I tripped on a rock at one point and went down hard, dropping Craig in the process. He cussed and screamed when he landed on his leg, but soldiered on after catching his breath.

Meanwhile, we managed to arrange for our pilot, Rob, to leave Anchorage before dawn and pick up Craig at first light. The plan was coming together. Hopefully the weather would hold. That's always a factor in Alaska, especially the Revelations.

Back at camp, we took turns caring for Craig while melting snow for water and making dinner. We set Craig up in our climbing tent and put him in his sleeping bag. A painkiller seemed to help him a lot.

Rob showed up in the early morning light, right on time. We loaded Craig into the plane minutes after it landed, and then they were in the air, bee-lining for Alaska Regional Hospital, which has a runway that rolls right up to the emergency department.

Moments after the plane left our camp, the seracs we had been so fearful of ripped HUGE, pulverizing our route and bombing the staging area of our rescue.

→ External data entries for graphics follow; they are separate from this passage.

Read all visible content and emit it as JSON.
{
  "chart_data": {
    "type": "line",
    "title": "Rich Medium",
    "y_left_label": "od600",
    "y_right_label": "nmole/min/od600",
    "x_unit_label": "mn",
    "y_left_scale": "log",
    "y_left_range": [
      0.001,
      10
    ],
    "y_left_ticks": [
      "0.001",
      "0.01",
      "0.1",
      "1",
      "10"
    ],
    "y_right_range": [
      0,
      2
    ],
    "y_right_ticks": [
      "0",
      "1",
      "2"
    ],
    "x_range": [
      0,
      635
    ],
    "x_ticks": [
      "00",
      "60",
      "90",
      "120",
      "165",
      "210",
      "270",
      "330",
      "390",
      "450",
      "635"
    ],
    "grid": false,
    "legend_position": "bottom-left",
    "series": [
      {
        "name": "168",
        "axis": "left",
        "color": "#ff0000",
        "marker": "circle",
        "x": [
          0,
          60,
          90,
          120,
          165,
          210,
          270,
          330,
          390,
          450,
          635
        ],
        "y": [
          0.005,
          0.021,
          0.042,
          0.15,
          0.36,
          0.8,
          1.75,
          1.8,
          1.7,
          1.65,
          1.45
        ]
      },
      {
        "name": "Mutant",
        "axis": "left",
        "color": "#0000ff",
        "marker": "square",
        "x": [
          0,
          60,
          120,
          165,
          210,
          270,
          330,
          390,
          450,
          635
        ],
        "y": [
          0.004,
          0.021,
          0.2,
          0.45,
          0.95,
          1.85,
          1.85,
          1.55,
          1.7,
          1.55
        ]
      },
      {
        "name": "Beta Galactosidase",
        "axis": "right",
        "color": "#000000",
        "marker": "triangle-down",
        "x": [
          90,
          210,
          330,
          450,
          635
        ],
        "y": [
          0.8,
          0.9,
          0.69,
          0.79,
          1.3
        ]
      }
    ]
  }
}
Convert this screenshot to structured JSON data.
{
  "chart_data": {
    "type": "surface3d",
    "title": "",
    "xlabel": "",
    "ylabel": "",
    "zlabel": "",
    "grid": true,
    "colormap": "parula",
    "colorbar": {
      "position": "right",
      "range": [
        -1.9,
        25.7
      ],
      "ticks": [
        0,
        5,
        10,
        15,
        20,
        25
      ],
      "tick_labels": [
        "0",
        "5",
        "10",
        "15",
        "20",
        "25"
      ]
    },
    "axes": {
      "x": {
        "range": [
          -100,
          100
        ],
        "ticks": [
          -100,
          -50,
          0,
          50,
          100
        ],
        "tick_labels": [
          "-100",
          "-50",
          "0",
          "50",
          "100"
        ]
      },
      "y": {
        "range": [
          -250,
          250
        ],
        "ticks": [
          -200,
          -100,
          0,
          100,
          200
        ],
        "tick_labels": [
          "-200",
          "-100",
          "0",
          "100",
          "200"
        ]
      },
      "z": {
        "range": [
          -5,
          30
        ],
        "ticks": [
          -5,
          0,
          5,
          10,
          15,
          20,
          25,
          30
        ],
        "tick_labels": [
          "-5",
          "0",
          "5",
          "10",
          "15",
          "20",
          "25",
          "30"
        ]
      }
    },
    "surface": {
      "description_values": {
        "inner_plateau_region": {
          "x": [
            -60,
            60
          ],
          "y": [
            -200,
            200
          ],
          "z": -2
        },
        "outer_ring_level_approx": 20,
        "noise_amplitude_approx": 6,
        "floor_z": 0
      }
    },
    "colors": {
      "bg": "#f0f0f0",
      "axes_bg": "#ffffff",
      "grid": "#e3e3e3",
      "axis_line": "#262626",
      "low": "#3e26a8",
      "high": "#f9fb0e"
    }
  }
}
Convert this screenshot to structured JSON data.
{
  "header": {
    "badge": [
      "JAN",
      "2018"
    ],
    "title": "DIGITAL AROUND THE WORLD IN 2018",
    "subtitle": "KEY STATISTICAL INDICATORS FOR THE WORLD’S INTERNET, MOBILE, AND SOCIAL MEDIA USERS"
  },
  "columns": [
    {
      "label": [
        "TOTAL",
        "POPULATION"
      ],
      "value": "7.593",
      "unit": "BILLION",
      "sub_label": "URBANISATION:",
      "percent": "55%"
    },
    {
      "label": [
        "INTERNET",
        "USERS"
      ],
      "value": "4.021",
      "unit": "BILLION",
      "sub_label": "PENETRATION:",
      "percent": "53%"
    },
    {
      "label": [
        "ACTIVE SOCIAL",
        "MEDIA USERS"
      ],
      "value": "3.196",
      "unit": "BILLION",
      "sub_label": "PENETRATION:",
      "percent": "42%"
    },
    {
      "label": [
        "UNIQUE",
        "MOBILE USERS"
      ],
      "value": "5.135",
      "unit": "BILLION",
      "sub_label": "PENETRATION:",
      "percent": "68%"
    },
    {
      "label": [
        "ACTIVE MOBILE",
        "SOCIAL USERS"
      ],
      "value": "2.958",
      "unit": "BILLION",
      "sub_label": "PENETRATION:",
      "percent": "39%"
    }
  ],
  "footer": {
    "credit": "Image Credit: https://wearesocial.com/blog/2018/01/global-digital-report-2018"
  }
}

[Photo] Rick VanceA serac ripped down the route the day after the rescue. [Photo] Rick Vance

If we'd been on the route or anywhere near the base, we would have encountered certain death and dismemberment. Pure luck on that one.

After all that blood and pain and stress, we found all motivation for climbing was gone. The forecast was also predicting storms the following day. It was time to go home.

We'd like to extend a very sincere thanks to the Mugs Stump Award committee. This adventure would not have been possible without their support.